You know, I can see those boys, I can see my Uncle Fred, you know, being captured. One of only 38 men that were captured out of the Sussex Regiment that the Germans called ‘The Iron Regiment.’ Only 38 of them. Now if that’s not a personification of the ‘We Won’t Be Druv’ which Sussex is all about. They got killed in their thousands – 1,723 of them from the 2nd Regiment alone. That was my uncle’s and my father’s regiment. It’s just incredible to think that there they were. They had that stoicism in spite of what was thrown at them. And, not to put too fine a point on it, they were very badly led and they weren’t that well kitted out. You could argue that this was the first modern war of its kind. The first modern war, but it infuriates me to think that perhaps, if circumstances had been slightly different, many of those poor souls that died would have come back to us.

So, if your father was in a Sussex regiment, had the family moved back to Sussex or had he joined the Sussex Regiment in London?

Well, what in fact happened, and it’s quite an unusual story … My father was in the army at the age of 14. I think he was wounded before he was 15 years of age. And then, as a result of his other brothers – he was from a fair-sized family – my uncle Bill, I believe he was an early despatch rider, and somewhere or other he came across his younger brother, who, as in the words of the song, he thought was safe back home. Well, he made it his business to see that Dad was sent safe back home.

So then Dad waited until he was 16 years of age. I beg your pardon, I should have said that at 14 he joined one of the Lancer Regiments. And to the day that he died he talked about the screams of the horses as they were cut to pieces by shrapnel. That was something that was burned into his memory. Anyway, he then rejoined the army at the age of 16, this time in the Sussex Regiment, and he served alongside other people, for example, my Uncle Fred, Mum’s brother, the next one up in the family from Mum. They was from a big family, but mainly girls, just two sons: Uncle Fred, slightly older than Mum, he died fairly recently, he was well into his eighties, and Uncle Will, who was killed on a motorbike on Clayton Hill about 1926. I’ve never been able to confirm that, but that’s the family story.

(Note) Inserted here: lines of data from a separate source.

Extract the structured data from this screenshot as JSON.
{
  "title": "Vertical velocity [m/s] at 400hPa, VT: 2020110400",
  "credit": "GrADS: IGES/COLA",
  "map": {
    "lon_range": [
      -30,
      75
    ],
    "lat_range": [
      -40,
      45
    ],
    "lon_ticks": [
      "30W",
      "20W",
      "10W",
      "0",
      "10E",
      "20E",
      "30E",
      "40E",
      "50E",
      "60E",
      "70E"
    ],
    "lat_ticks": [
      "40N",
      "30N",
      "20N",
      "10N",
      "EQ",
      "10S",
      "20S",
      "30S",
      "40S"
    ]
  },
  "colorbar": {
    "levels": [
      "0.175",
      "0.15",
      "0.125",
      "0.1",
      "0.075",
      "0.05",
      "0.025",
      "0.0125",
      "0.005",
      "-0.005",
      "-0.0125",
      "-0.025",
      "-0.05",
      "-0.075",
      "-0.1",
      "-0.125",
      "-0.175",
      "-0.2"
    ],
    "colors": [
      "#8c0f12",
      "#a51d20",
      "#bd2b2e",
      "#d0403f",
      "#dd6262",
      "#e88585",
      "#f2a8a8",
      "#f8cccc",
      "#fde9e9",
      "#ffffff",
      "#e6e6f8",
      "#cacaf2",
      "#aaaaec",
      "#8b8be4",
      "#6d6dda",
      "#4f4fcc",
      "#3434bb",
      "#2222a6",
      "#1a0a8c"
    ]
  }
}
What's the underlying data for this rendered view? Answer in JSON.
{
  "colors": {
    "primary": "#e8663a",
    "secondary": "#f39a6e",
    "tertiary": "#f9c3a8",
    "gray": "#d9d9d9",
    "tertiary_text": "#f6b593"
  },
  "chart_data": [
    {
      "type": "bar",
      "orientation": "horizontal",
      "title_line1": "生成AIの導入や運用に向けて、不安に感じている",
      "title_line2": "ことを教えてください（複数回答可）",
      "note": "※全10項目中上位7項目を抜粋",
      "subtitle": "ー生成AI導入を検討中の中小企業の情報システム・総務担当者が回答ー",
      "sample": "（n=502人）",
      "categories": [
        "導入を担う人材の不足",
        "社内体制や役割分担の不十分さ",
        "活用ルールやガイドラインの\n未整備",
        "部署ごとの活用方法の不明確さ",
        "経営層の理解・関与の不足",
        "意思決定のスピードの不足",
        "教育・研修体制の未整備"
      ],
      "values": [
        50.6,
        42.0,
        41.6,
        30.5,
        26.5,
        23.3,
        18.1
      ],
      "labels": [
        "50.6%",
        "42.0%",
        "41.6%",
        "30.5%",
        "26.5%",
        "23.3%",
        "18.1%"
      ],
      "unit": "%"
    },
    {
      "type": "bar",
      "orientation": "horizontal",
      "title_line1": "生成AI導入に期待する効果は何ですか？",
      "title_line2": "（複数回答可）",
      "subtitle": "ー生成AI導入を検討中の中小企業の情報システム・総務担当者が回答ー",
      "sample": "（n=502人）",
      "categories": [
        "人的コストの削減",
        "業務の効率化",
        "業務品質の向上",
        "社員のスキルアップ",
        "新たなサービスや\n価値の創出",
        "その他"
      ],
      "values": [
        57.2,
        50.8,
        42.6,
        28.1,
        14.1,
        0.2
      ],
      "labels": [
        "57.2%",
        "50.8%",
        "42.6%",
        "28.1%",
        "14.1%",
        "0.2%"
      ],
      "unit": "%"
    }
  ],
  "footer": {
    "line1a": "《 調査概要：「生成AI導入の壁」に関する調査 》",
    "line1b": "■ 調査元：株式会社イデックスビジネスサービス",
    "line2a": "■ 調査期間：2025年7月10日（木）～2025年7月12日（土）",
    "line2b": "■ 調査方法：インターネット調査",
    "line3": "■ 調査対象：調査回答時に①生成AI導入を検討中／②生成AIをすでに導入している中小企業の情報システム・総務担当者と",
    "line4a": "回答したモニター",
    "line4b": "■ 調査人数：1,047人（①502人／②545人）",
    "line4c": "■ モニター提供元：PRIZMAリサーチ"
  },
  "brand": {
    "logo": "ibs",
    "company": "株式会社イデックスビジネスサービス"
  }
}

So Dad was in the Sussex in the second battalion, of course, it was a terrible business. You would not believe this, but at the time when my father … we always had a huge table because there was a crowd of us … at a certain time of an evening, my father would adjust his chair at the head of a big old refectory table, because he dealt in furniture, to a certain angle and you knew then that we were going to be on the receiving end of all those, wonderful to us, war stories. Obviously, after a while, you could have told the stories in exactly the way that Dad was telling it, except that he was a wonderful raconteur, me father, arguably the finest teller of a story that I have ever heard in my life. Now, when I say that, I don’t want you to get the impression that he changed his dialect or his accent. He was always the loveable Cockney. That’s the way he was made. But he had a feel for language. He could make himself understood in any company without altering his accent and, I mean, you lived through it with him. If Dad talked about, in his rather colourful language, when they retreated from wherever, we’ll say Mons: ‘There we were, the rags of our arse flogging us to death.’

And they put the regimental band in front of them. Well, of course, by this time the lift that you are supposed to get from the regimental music that conjures up the Jingoism or whatever, they’d got over that, you know, and in fact they used to sing Sussex By The Sea which was their regimental march.

Nothing against the people in Sussex, except that they knew that nobody over here, be it in Sussex or in any other county, knew what was going on at the Front.

You know, girls were walking about giving people white feathers, weren’t they? That kind of thing. They had no idea of the hell it was. No idea at all. And of course, there it was.